What are the costs of a funeral?

Paying for a funeral

Dying can be expensive. Fees for decoratives extras, such as flowers, can escalate. Even after a quick Google search, the sheer amount of gladioli available can reckon with a wallet already stretched at the seams. Instead of panicking over the many choices presented by the flower arranging industry, here’s a clear outline of the costs you should expect to be landed with when arranging a funeral.  

What fees are involved with arranging a funeral?

Expect to receive a bill written by the funeral director estimating the costs involved. This will be made up of the funeral director’s own services, and payments they’ve made to third parties. Here’s some of the costs you can expect to see:

    • Fee for looking after the body until the funeral
    • Fee for funeral transportation and staff
    • Cost of the coffin or casket
    • Fees from professional services, including legal advice
    • Fees issued by a crematorium or cemetary
  • Fee for all paperwork

How can I pay for a funeral?

Paying for a death comes in many forms. As of 2016, the average cost dying, all in, stood at around £8,000. Though, even after you’ve gone, you can provide some financial help. This can come in the form of

  • A lump sum from your pension scheme
  • A pre-paid funeral plan you took out
  • Your estate
  • Money you had in a bank account

What is a funeral plan?

This allows you to pay for your funeral upfront, or through instalments which can be paid between one and ten years. One-off payments depend on the plan and who’s providing it, but they’ll usually range between £3,000 and £5,000. Read our article What is a Funeral Plan? to get a better idea.

Getting financial help from bereavement benefits

These are a non-means tested welfare benefit.

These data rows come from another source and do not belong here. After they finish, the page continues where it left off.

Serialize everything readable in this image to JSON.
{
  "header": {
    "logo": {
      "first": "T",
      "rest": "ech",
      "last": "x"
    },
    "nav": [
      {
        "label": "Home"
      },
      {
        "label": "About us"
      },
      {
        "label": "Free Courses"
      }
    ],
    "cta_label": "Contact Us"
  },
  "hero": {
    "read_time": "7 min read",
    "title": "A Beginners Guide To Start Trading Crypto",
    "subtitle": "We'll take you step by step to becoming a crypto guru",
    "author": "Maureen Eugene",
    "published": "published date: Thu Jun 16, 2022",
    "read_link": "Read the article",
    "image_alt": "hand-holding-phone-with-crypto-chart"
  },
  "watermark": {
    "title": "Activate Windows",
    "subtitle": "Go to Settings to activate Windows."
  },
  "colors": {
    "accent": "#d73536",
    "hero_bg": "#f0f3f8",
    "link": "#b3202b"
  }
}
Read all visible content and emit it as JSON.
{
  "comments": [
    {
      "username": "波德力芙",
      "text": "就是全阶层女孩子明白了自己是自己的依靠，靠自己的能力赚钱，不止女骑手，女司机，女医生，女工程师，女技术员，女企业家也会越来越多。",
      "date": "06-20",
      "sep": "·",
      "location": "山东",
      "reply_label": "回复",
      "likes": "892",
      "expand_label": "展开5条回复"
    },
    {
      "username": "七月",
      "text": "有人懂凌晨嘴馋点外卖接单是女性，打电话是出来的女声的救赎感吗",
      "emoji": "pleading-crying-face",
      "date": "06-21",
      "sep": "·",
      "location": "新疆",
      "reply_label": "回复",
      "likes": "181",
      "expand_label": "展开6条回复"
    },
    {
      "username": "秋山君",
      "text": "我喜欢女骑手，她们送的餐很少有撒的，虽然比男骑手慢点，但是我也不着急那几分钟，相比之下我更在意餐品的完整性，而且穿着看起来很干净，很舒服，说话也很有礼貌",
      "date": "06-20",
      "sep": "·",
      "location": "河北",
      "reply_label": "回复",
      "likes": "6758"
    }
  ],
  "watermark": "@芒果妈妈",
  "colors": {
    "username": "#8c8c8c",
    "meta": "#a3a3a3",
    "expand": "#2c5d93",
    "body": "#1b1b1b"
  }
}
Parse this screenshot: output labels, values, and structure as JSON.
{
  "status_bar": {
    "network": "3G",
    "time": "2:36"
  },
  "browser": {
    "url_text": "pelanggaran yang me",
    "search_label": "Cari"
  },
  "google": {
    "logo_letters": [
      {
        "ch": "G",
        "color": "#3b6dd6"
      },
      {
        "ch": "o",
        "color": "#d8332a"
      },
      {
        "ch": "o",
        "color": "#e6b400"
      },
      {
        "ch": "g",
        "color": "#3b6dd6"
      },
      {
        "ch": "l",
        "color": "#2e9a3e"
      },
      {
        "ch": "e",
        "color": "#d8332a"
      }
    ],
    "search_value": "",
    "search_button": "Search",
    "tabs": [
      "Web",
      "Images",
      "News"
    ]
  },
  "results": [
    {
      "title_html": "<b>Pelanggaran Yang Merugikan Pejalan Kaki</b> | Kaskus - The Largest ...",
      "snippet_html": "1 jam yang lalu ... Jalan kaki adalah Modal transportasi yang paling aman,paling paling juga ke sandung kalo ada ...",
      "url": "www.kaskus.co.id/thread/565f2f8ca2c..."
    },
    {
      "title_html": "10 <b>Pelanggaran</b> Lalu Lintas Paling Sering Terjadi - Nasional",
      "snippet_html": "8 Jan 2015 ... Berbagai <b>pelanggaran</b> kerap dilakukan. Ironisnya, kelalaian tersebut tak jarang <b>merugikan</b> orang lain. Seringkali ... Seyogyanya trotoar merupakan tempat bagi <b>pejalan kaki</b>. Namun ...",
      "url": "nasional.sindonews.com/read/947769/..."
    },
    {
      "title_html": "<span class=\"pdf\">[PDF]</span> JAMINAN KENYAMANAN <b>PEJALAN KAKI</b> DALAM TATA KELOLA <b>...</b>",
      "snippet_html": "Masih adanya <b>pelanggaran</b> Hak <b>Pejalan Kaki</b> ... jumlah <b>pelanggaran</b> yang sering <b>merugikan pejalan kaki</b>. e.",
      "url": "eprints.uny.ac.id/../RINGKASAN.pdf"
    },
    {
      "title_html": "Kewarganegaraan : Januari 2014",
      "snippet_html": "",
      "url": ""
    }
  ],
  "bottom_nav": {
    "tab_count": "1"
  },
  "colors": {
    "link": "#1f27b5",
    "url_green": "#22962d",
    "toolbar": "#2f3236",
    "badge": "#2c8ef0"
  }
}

If you have a partner, then after you die they may be able to claim financial support.

Bereavement Support Payment
This consists of an initial lump sum of either 2,500 or 3,500 if you have children, in addition a further 18 monthly payments of £100. If you have children, this becomes £300.

 Bereavement Allowance
This is paid weekly for a year after the death of a partner. Unlike the Bereavement Support Payment, this is taxed. It is also liable to a partner’s National Insurance contribution and the age of the person left behind. 

Widowed Parent’s Allowance
You’re eligible for this if a partner has died and you’ve got kids who are dependent. If you’re receiving Child Benefit or are under State Pension age, the payment will start from £112 a week.

What’s worse than a really expensive funeral? A funeral that’s both expensive and totally irrelevant to the way you lived your life. By getting to grips with the costs involved in arranging a funeral and the ways you or your family can pay for it, you can focus on the details that are really worth forking out for.